É lição de Celso Antônio Bandeira de Mello (Curso de Direito Administrativo, 23ª edição, São Paulo, Malheiros, 2008, pág. 312) que a ação civil por responsabilidade do servidor, em razão de danos causados ao erário em conseqüência do comportamento ilícito, é imprescritível, a teor do artigo 37, § 5º, da Constituição Federal.
Trago aliás à colação:
PROCESSUAL CIVIL E ADMINISTRATIVO. AÇÃO CIVIL PÚBLICA. RESSARCIMENTO DE DANOS AO PATRIMÔNIO PÚBLICO. IMPRESCRITIBILIDADE.
1. A ação de ressarcimento de danos ao erário não se submete a qualquer prazo prescricional, sendo, portanto imprescritível (REsp 810785/SP, Relator Ministro Francisco Falcão, DJ de 25.05.2006, pág. 184).
2. Recurso especial parcialmente conhecido e, nessa parte, improvido (REsp 705715, Relator Ministro Francisco Falcão, DJe de 14/05/2008).
Distingue-se a sanção e a reparação.
Na sanção é preciso que se instaure o devido processo legal para que se possa impor a penalidade.
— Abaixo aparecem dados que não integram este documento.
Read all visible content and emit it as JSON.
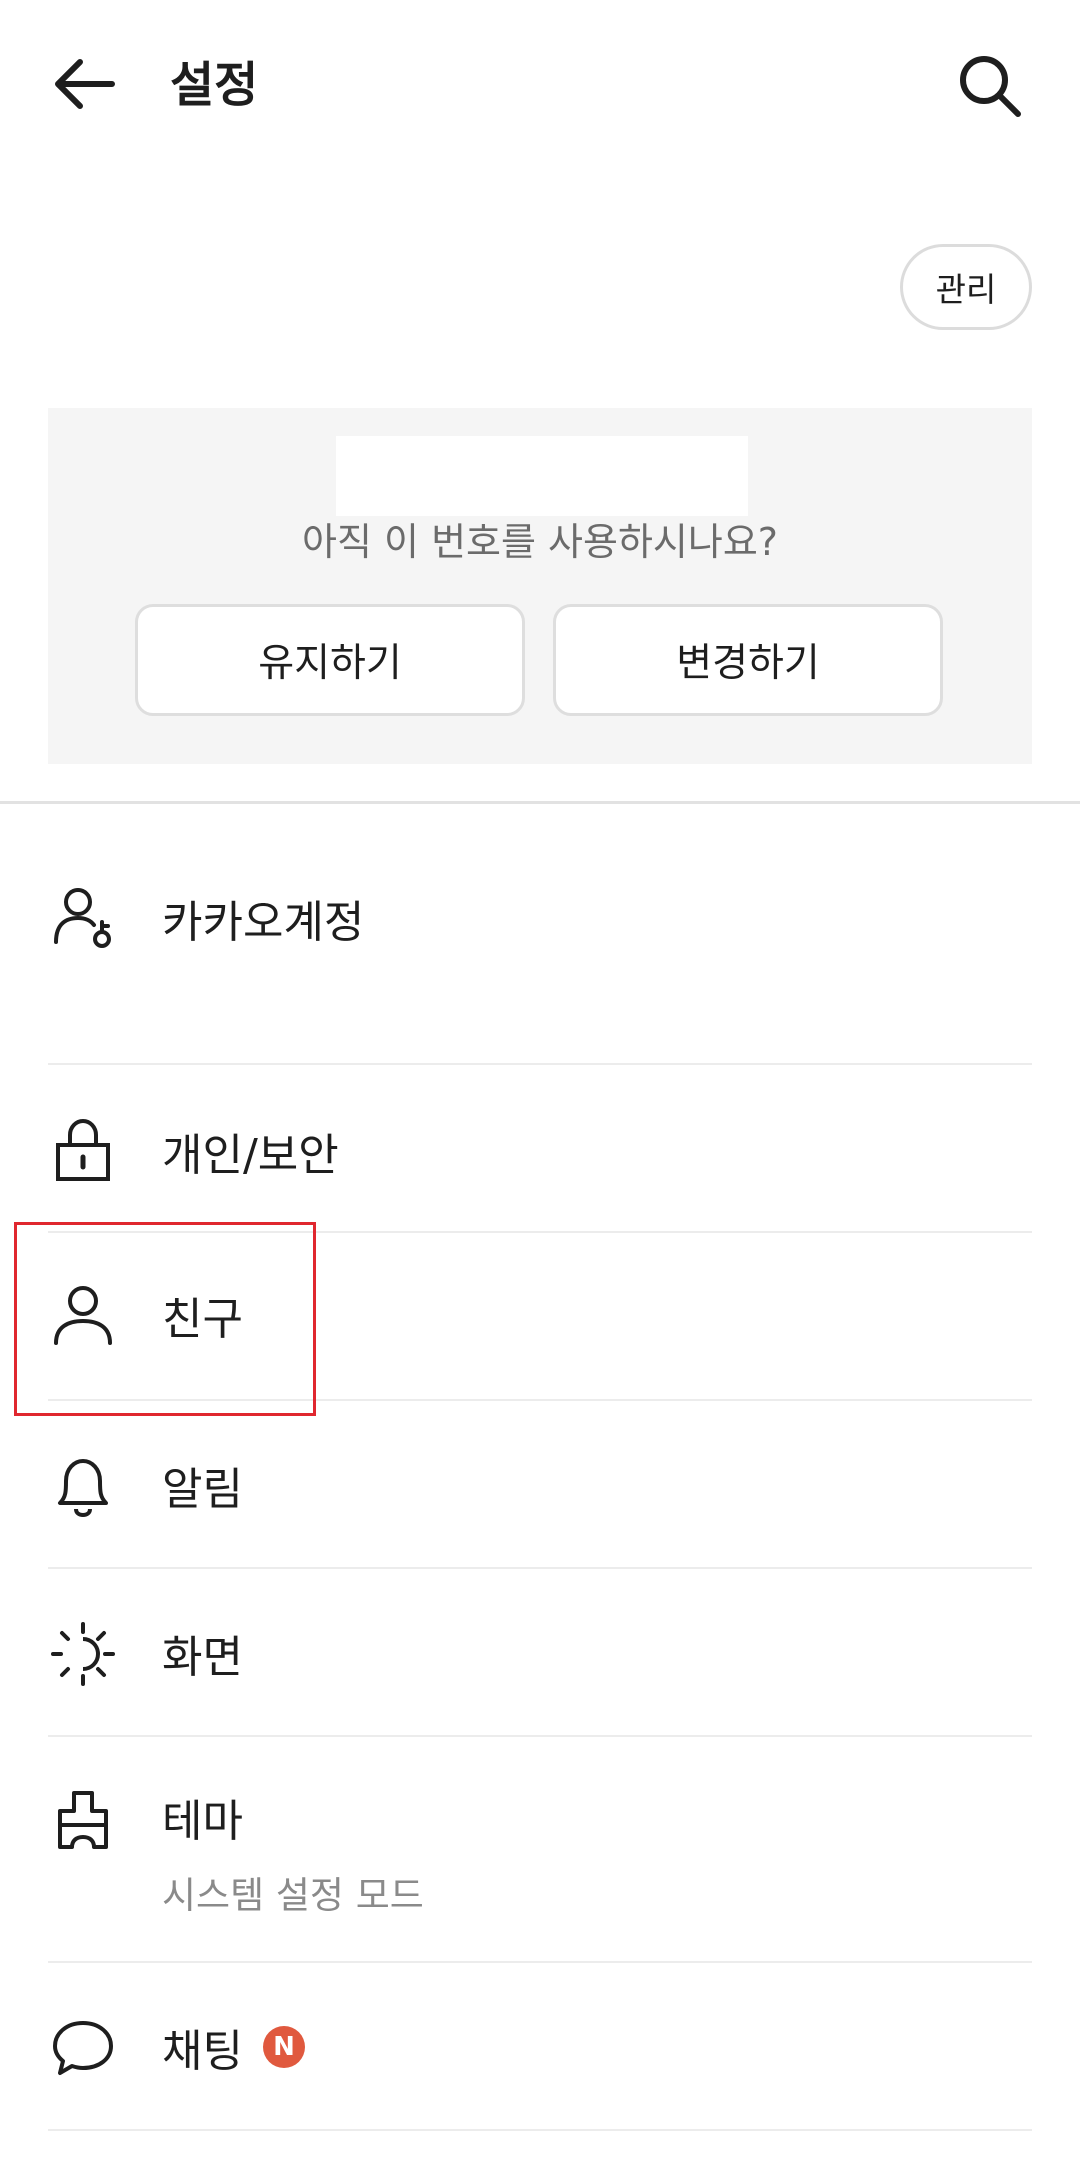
{
  "header": {
    "title": "설정"
  },
  "manage": {
    "label": "관리"
  },
  "phone_card": {
    "question": "아직 이 번호를 사용하시나요?",
    "keep_label": "유지하기",
    "change_label": "변경하기"
  },
  "menu": {
    "account": {
      "label": "카카오계정"
    },
    "privacy": {
      "label": "개인/보안"
    },
    "friends": {
      "label": "친구"
    },
    "notifications": {
      "label": "알림"
    },
    "display": {
      "label": "화면"
    },
    "theme": {
      "label": "테마",
      "sub": "시스템 설정 모드"
    },
    "chat": {
      "label": "채팅",
      "badge": "N"
    }
  },
  "colors": {
    "badge": "#e0593e",
    "highlight": "#e0272f",
    "card_bg": "#f5f5f5"
  }
}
Na reparação de um prejuízo é preciso que se tenha a apuração de ocorrência, após o devido processo legal, ou derive a reparação de uma obrigação estabelecida.
O ressarcimento ao erário é imprescritível e para isso foi instaurada apuração da ocorrência, dentro do devido processo legal, derivando a reparação de uma obrigação estabelecida.
Realmente, do que foi apurado na chamada operação Lava-Jato, a percepção do lucro a partir de negócios fraudados, sem dúvida, representa enriquecimento ilícito.
De toda sorte, é louvável a conclusão da União Federal, em sede judicial, de haver o reconhecimento de que as empresas envolvidas se cartelizaram para obter obras na Petrobras mediante o pagamento de propina.